Recognizing nursing home neglect, P.1

Most people don’t think about it much until we hear something in the news, but elder abuse is an unfortunate reality in nursing homes and other facilities for the aged. According to the National Center on Elder Abuse, elder abuse is estimated to affect between 1 and 2 million Americans age 65 and older. The type of abuse varies, but includes physical and sexual abuse, emotional abuse, financial exploitation, and neglect.

Here in Alabama, neglect refers to a caregiver’s failure to provide a patient or resident who is unable to care for himself or herself with adequate food, shelter, clothing, or medical/health services. In nursing home care, certified nursing assistance are typically responsible for assisting residents with changing bedding, going to the restroom, bathing, dental care, changing clothes and a number of other daily activities. Likewise, nurses are responsible for dispensing medications, monitoring health conditions and a number of other tasks. When there are deficiencies in these areas, there is a possibility of neglect. 

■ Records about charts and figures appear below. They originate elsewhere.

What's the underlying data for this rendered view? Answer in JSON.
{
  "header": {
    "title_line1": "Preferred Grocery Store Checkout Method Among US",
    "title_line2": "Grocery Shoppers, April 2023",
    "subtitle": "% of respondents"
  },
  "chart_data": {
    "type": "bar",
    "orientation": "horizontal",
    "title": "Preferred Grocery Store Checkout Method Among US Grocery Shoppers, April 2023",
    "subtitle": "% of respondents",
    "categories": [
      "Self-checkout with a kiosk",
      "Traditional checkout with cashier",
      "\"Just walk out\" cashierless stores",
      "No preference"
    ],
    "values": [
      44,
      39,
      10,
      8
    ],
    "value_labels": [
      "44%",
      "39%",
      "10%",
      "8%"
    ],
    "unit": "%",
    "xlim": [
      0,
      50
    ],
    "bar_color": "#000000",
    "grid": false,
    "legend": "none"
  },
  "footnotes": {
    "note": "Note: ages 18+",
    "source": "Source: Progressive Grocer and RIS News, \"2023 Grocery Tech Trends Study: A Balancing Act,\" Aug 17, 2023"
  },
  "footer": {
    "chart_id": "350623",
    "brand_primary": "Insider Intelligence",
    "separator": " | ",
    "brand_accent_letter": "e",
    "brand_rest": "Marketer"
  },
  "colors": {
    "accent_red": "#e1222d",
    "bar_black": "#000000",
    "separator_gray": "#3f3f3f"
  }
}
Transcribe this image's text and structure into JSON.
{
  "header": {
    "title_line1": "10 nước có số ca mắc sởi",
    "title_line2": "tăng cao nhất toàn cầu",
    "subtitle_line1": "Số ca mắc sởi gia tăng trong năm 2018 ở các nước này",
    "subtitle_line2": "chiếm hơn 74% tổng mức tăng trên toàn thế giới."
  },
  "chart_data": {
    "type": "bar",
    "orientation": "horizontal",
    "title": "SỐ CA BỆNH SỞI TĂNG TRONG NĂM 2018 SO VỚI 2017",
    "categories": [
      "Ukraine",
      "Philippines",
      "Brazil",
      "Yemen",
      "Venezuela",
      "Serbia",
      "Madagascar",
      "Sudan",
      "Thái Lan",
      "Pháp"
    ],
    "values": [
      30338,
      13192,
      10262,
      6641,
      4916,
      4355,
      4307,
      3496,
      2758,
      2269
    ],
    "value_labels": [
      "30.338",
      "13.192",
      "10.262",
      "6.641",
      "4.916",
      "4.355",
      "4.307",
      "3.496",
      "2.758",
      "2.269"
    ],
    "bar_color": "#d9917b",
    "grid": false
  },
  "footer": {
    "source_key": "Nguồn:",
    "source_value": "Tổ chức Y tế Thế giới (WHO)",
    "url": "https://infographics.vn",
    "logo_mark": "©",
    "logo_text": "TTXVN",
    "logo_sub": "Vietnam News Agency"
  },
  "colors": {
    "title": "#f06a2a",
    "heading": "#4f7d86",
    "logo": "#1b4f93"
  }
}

Determining exactly when nursing home neglect has occurred is a matter of understanding the laws and regulations which establish minimum standards of care for nursing homes. Under federal law, there is the Omnibus Budget Reconciliation Act, which details the standards for facilities accepting payments from Medicare and Medicaid. These regulations include things like: developing a comprehensive care plan for each resident; providing residents with proper nutrition, grooming, and dental care; keeping residents free from medication errors; and providing adequate nursing staff. Anybody who has worked in a nursing home setting can tell you that inadequate staffing is a very common issue.